To understand ecological resilience we must change one ingredient of the model: the cup. In ecological resilience, the cup is not rigid, nor is there just one cup; there are multiple cups on the table (figure 6.2b), and the cups morph or change shape over time. In a landscape of multiple, morphing cups, a ball can easily move from one cup to another - change stability domains. Also, the changing landscape allows for a smaller disturbance to cause the ball to move among the cups. This is analogous to the loss of resilience in ecological systems. that is, the system is no longer capable of absorbing a disturbance, and so the disturbance suddenly flips the system into another stability domain.
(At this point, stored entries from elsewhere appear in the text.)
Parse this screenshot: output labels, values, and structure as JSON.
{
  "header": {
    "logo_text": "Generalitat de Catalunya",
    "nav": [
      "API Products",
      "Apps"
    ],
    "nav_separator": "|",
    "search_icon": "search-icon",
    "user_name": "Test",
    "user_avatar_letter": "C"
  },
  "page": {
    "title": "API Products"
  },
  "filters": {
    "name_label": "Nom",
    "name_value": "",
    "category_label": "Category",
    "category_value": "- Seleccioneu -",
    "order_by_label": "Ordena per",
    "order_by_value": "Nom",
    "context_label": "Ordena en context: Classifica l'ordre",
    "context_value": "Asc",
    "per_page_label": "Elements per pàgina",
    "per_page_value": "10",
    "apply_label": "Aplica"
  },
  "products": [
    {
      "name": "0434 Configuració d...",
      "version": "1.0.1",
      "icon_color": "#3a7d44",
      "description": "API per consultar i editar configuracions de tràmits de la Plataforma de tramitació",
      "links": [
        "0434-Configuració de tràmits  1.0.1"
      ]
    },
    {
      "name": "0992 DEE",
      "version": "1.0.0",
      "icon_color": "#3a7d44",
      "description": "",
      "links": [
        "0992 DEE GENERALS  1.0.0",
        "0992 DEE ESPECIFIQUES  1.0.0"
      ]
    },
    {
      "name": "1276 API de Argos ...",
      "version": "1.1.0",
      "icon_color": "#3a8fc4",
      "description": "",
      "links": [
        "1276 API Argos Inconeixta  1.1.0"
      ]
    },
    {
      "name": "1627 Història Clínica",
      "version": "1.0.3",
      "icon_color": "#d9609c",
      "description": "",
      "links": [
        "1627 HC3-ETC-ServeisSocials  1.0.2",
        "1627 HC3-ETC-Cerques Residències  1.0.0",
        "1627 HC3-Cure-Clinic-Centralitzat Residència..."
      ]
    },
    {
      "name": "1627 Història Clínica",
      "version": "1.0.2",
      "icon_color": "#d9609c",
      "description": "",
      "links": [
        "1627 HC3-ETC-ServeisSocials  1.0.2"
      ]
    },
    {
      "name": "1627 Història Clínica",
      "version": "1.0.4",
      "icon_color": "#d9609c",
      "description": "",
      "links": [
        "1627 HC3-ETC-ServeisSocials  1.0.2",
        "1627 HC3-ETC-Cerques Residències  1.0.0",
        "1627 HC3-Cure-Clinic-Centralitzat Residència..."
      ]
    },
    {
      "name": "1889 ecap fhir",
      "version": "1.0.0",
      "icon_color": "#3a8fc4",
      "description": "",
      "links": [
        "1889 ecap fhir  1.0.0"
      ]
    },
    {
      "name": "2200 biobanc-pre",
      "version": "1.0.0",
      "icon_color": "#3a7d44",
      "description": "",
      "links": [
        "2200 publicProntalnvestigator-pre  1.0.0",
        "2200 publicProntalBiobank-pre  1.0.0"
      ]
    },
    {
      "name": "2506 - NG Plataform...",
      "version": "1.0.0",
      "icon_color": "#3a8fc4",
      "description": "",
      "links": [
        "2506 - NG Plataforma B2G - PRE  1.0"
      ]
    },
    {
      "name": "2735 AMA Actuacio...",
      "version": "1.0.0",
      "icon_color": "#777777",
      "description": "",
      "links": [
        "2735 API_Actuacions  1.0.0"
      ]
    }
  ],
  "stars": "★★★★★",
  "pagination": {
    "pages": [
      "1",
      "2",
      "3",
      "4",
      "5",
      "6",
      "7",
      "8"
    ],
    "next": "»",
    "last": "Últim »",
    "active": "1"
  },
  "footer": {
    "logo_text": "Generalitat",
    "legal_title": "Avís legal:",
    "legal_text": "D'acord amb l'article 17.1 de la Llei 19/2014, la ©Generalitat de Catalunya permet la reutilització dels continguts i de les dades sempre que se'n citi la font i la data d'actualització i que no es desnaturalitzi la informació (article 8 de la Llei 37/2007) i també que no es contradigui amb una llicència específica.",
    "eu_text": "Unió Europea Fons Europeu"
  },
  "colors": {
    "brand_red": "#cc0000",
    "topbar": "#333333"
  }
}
This property is known as adaptive capacity... Each of the pieces in the cup metaphor represents key variables that operate at different speeds... it is the dynamics of the slowly changing variables that interact with faster variables (disturbances, and other key structural elements) which define ecological resilience.

p.255-256 Carpenter and Cottingham (chapter 3), Carpenter et al. (1999), and Scheffer (1998) have used the heuristic of a ball and a cup to highlight differences between these types of resilience. The ball represents the system state and the cup represents the stability domain (figure 10.1). The ball sitting at the bottom of the cup depicts equilibrium. Disturbances (depicted by an arrow) move the marble to a transient position within the cup. Engineering resilience refers to characteristics of the shape of the cup - the slope of the sides dictate the return time of the ball to the bottom. Ecological resilience suggests that more than one cup exists, and the resilience is defined as the width at the top of the cup. Implicit in both of these definitions is the assumption that resilience is a static property of systems. That is, once defined, the shape of the remains fixed over time. However, the cases in this volume indicate that stability domains are dynamic and variable.

p.256-257 Many of the manifestations of human-induced changes in ecosystems result from alteration of the key variables that influence the underlying stability domains. The key variables that configure these stability domains change at relatively slow rates without human intervention and change at more rapid rates with human intervention... Using the ball-in-cup heuristic, the shape of the cup is subject to change, altering both stability (return time) and resilience (width of stability domain)... The property of an ecosystem that describes this change in stability landscapes and resilience is referred to as "adaptive capacity" (Peterson et al. 1998; Gunderson 2000)... The multiple meanings of resilience all relate to or are dependent upon a time domain. The first definition (Holling 1973) was based on system dynamics over time... the chapters by [other authors] introduce the spatial dimension of resilience.

p.257 Ecological resilience and adaptive capacity both suggest interactions across scales. One conclusion from these treatments is that resilience can only be discussed, analyzed, and measured across scale ranges (either in space or time or both).